Я предположил бы, что у берберов совершенно иные представления о профессии как таковой. Точнее, что труд у них ещё не разделён на профессии. Эпоха разделения труда тут ещё не наступила. И потому "работа" значит для них не что делать, а – где делать. Работа у них – понятие географическое. Хоть печь топи, хоть трактор ремонтируй, это всё одно. Где ты это делаешь! Что и должно соответствовать месту жительства в той или иной мере, в той мере, которую способна зафиксировать анкета. И чем ближе место работы к месту рождения, тем она легче и непротиворечивей это может зафиксировать, стало быть – тем яснее лицо, портрет фиксируемого человека. С моими же ответами выходит, что у меня вовсе нет лица, или что я один в трёх лицах, во множестве лиц! Плюс моя проклятая бородёнка! То есть, выходит, что я – так называемый "летун". Анкетной терминологией же: бродяга, бич. Как же иначе меня зафиксировать? Конечно, председатели анкеты сразу и докладывают в Гадяч, в уголовку. Ну, а в Гадяче ко всему прибавляется Чернобыль... И им ясно: откуда именно я такой летун. Но это всё я только предположил БЫ, то есть, так бы я объяснил дело, если бы его можно было объяснить, применив логику и кое-какое знание коридоров мироздания!
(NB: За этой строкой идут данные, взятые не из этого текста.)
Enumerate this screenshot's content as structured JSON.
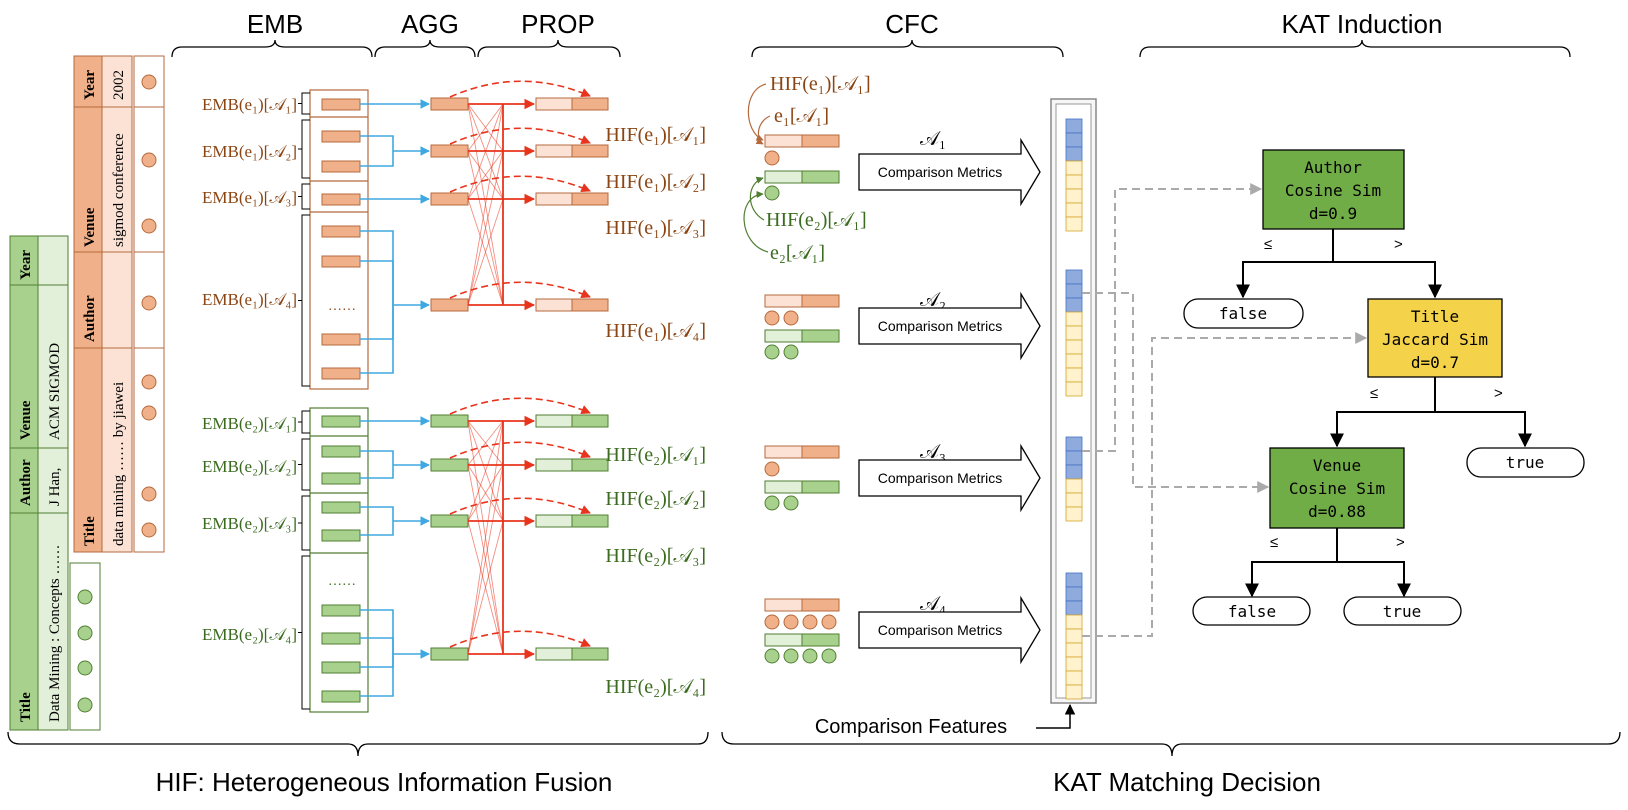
{
  "sections": {
    "emb": "EMB",
    "agg": "AGG",
    "prop": "PROP",
    "cfc": "CFC",
    "kat_induction": "KAT Induction"
  },
  "bottom": {
    "hif": "HIF: Heterogeneous Information Fusion",
    "kat": "KAT Matching Decision"
  },
  "tables": {
    "e1": {
      "headers": [
        "Year",
        "Venue",
        "Author",
        "Title"
      ],
      "values": [
        "2002",
        "sigmod conference",
        "",
        "data mining …… by jiawei"
      ]
    },
    "e2": {
      "headers": [
        "Year",
        "Venue",
        "Author",
        "Title"
      ],
      "values": [
        "",
        "ACM SIGMOD",
        "J Han,",
        "Data Mining : Concepts ……"
      ]
    }
  },
  "emb_labels": {
    "e1": [
      "EMB(e₁)[𝒜₁]",
      "EMB(e₁)[𝒜₂]",
      "EMB(e₁)[𝒜₃]",
      "EMB(e₁)[𝒜₄]"
    ],
    "e2": [
      "EMB(e₂)[𝒜₁]",
      "EMB(e₂)[𝒜₂]",
      "EMB(e₂)[𝒜₃]",
      "EMB(e₂)[𝒜₄]"
    ]
  },
  "hif_labels": {
    "e1": [
      "HIF(e₁)[𝒜₁]",
      "HIF(e₁)[𝒜₂]",
      "HIF(e₁)[𝒜₃]",
      "HIF(e₁)[𝒜₄]"
    ],
    "e2": [
      "HIF(e₂)[𝒜₁]",
      "HIF(e₂)[𝒜₂]",
      "HIF(e₂)[𝒜₃]",
      "HIF(e₂)[𝒜₄]"
    ]
  },
  "ellipsis": "……",
  "cfc": {
    "a1_labels": {
      "hif_e1": "HIF(e₁)[𝒜₁]",
      "e1": "e₁[𝒜₁]",
      "hif_e2": "HIF(e₂)[𝒜₁]",
      "e2": "e₂[𝒜₁]"
    },
    "attrs": [
      "𝒜₁",
      "𝒜₂",
      "𝒜₃",
      "𝒜₄"
    ],
    "metrics_label": "Comparison Metrics",
    "features_label": "Comparison Features"
  },
  "tree": {
    "author": [
      "Author",
      "Cosine Sim",
      "d=0.9"
    ],
    "title": [
      "Title",
      "Jaccard Sim",
      "d=0.7"
    ],
    "venue": [
      "Venue",
      "Cosine Sim",
      "d=0.88"
    ],
    "le": "≤",
    "gt": ">",
    "leaves": {
      "false1": "false",
      "true1": "true",
      "false2": "false",
      "true2": "true"
    }
  },
  "colors": {
    "orange_fill": "#efb08a",
    "orange_light": "#fbe2d5",
    "orange_stroke": "#b46a3c",
    "orange_text": "#8b4513",
    "green_fill": "#a9d18e",
    "green_light": "#e2f0d9",
    "green_stroke": "#507e32",
    "green_text": "#3a6b1e",
    "blue_line": "#3fa8e0",
    "red_line": "#e8341c",
    "blue_cell": "#8faadc",
    "yellow_cell": "#fff2cc",
    "node_green": "#70ad47",
    "node_yellow": "#f4d24a",
    "gray_dash": "#aaaaaa"
  }
}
Ведь, поправ всю логику и минуя все коридоры, наш Володичка отвечает на вопрос "де вы робите" одним словом "МОСХ" и умолкает, не давая никаких объяснений. То есть, на мой интеллигентный взгляд – отвечает до крайности нагло. А разве объективно это не наглость, отвечать письменно в анкете: "Я юноша благородный из стран далёких", и всё? Однако, его ответ вполне удовлетворяет берберов и самого их председателя. И гадячскую уголовку тоже. Разбираться теперь в этом я предоставляю тем, кто столь же нагл в отношении Бога и Его мироздания. А я умолкаю.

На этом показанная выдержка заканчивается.